Thanks a lot , the provided code works, but to a limited extent only when the whole sentence is in a single line but the data is not supposed to be in one single line it is spread in multiple line like below:
/* This code is for lookup */
DEFINE variable as a1 expr= if branchno > 55
then
extract (n123f1 using brach, code)
else
branchno = null
;
END.
The code is also in the above fashion i need to capture all the data between DEFINE and semicolon (;) after every define there will be an ending semicolon ;, this is the pattern.
It sounds like you want grep(1):
grep '^DEFINE.*;$' input > output
Try using grep. Let's say you have files with extension .txt in present directory,
grep -ho 'DEFINE.*;' *.txt > outfile
Output:
DEFINE variable as a1 expr= extract (n123f1 using brach, code);
Short Description
-o will give you only matching string rather than whole line, if line also contains something else and want to ommit it.
-h will suppress file names before matching result
Read man page of grep by typing man grep on your terminal
EDIT
If you want capability to search in multiple lines, you can use pcregrep with -M option
pcregrep -M 'DEFINE.*?(\n|.)*?;' *.txt > outfile
Works fine on my system. Check man pcregrep for more details
Reference : SO Question
One can make a simple solution using sed with version :
sed -n -e '/^DEFINE/{:a p;/;$/!{n;ba}}' your-file
Option -n prevents sed from printing every line; then each time a line begins with DEFINE, print the line (command p) then enter a loop: until you find a line ending with ;, grab the next line and loop to the print command.
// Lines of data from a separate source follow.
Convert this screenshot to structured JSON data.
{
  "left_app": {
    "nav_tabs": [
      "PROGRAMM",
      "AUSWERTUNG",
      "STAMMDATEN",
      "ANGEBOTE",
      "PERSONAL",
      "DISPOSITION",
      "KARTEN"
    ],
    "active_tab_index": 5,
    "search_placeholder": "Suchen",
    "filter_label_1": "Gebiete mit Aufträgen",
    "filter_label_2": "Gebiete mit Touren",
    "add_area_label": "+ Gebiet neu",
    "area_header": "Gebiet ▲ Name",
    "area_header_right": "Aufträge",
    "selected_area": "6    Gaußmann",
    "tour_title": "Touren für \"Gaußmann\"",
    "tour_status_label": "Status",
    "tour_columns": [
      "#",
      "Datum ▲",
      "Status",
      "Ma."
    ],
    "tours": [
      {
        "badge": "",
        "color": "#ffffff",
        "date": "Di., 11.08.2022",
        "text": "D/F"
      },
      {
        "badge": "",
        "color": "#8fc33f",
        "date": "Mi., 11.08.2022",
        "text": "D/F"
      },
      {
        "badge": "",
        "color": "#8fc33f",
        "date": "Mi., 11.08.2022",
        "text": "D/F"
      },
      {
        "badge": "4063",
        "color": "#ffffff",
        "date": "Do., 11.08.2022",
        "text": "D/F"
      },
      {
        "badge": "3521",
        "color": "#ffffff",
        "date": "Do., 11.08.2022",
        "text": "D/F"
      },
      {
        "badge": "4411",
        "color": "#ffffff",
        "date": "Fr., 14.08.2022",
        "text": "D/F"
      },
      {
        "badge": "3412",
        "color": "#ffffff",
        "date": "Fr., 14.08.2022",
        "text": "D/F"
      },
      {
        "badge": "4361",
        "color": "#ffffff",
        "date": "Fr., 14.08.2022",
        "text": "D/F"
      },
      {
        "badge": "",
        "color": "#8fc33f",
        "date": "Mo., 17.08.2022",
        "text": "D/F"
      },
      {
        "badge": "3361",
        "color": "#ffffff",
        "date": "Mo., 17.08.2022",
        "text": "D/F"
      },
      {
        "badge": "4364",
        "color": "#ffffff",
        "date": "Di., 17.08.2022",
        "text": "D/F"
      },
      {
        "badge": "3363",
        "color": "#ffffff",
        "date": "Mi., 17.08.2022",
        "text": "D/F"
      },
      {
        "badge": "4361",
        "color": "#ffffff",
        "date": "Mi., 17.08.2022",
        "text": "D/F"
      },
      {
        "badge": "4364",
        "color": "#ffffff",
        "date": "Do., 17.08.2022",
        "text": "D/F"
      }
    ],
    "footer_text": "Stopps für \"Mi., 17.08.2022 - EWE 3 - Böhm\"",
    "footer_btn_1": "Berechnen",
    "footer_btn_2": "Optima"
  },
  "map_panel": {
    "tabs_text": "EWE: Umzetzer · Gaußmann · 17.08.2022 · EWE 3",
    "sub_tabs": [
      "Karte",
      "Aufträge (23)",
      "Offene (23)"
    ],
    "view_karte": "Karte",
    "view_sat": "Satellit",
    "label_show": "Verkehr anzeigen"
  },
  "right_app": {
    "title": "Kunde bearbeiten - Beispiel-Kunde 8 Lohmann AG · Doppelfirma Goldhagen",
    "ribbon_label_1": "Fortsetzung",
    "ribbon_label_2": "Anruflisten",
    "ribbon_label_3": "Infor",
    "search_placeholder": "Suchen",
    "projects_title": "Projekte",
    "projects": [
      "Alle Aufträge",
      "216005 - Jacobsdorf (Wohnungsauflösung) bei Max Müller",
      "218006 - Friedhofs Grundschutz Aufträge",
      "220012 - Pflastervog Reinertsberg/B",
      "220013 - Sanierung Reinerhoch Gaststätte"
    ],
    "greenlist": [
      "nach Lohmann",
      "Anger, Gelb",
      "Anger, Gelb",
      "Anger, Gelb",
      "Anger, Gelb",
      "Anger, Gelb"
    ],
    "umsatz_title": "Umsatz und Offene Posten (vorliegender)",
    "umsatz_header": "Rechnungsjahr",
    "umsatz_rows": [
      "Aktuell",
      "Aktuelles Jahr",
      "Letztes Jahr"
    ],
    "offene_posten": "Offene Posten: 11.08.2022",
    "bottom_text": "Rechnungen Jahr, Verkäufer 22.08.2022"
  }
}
When exiting the loop, you do nothing.
It looks a bit dirty; it seems that the version sed15 has a shorter (and more straightforward) way to achieve this in one line:
sed -n -e '/^DEFINE/,/;$/p' your-file
Indeed, only for this version of sed, both patterns are treated; for other versions of sed like mine under cygwin, the range patterns must be on separate lines to work properly.
One last thing to remember: it does not treat inclusive patterned ranges, i.e. it stops printing after the first encountered end-pattern even if multiple start patterns have been matched. Prefer something with awk if this is a feature you are looking for.